Second, I’ve been writing a lot of code in programming languages that I am not fluent in, including Python, SQL, JavaScript, HTML, Unix shell scripting, and others. This is an ideal use case because there is a massive amount of open-source code that is exact in its syntax, and AI can translate the analysis I want to perform into the code that will execute it very efficiently. It’s not perfect, but it can also debug efficiently, given the often lengthy and unintelligible error messages that computers spew out. I think of it as making programming much more egalitarian. You do need to know how computers work (they follow instructions to the letter, regardless), but you don’t need to know the arcane syntax rules involved with computer processing. Because testing can be done rapidly, hallucinations also don’t affect the results.
Finally, and perhaps most surprisingly, I’ve taken up golf for the third or fourth time in my long life, and I’m using AI to analyze my swing. I still suck, but I’m improving this time around. It turns out that there are indoor simulators that produce reams of data from every swing, including video. I’ve plugged these feeds into Claude, and the algorithm tells me which data and which swings to review to discriminate a good shot from a bad one. And my swing is becoming more consistent as I become more aware of my tics. It may be a hallucination, but I’m finding value.
The Downside
The intelligence is still artificial. I’ve found Claude to be a profoundly persistent ass-kisser. I’m regularly “absolutely right” when I point to a flaw, while the results it generates are highlighted by self-serving declarations of “Perfect!” and “I FOUND IT”. Needless to say, these assertions now lead me to examine the results even more critically.

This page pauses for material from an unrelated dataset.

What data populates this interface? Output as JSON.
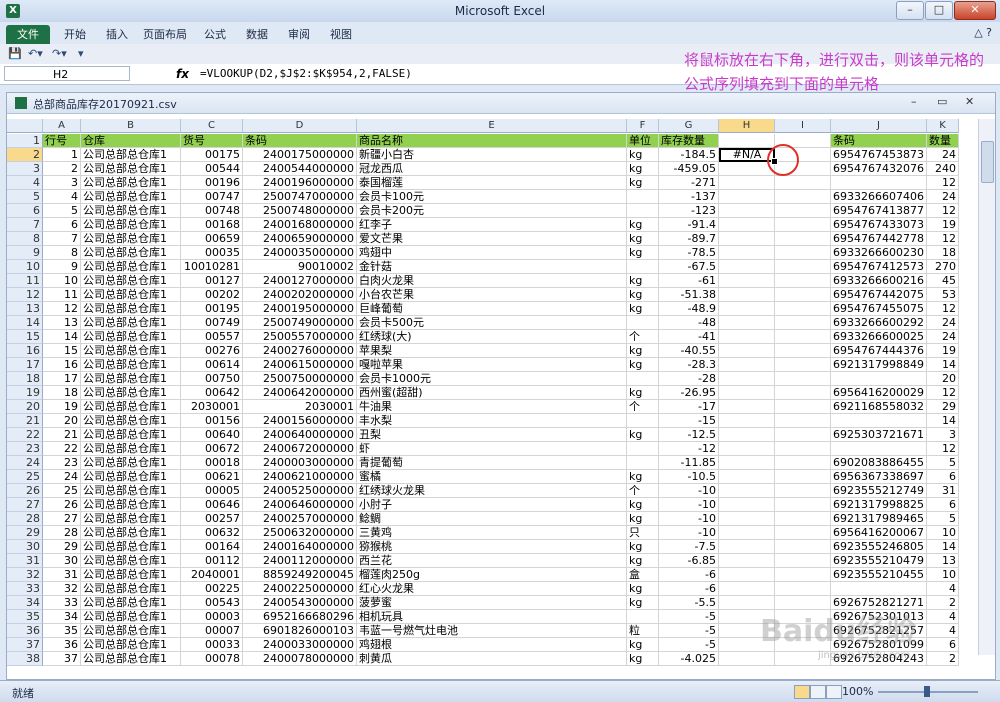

Another feature I’ve noted is that, as the exchanges become longer and longer, unlike interactions with humans, the AI becomes progressively less intelligent. It has ONLY long-term knowledge, and no memory of any other communications, or even of previous exchanges in the same thread, which it must read with fresh eyes every time through. It does not learn on the fly.
To an AI, you are just the “human”. The longer you interact with the AI, the less and less it understands about what you’re looking for in an answer. My analysis: Because the algorithm takes the ENTIRE conversation stream and uses the series of words to formulate its response, any miscommunication becomes amplified in more prolonged interactions. So, if the artificial conversation isn’t taking the direction you want, it’s better to start fresh than to correct. A helpful approach I’ve found is to ask the AI to generate a prompt for a new chat to take over from the current one. That way, it analyzes and summarizes the entire exchange in a way that is easily edited to enhance clarity, and the next bot starts from a much more concise place.
The bottom line
AI is developing rapidly, but it should be considered as an aid to thinking, not a replacement for it. If you let a machine think for you, you can (and will) be replaced. So long as you are actively engaging with an AI work product, it can help you learn faster. As soon as you disconnect your brain in deference to a computer, you’re toast.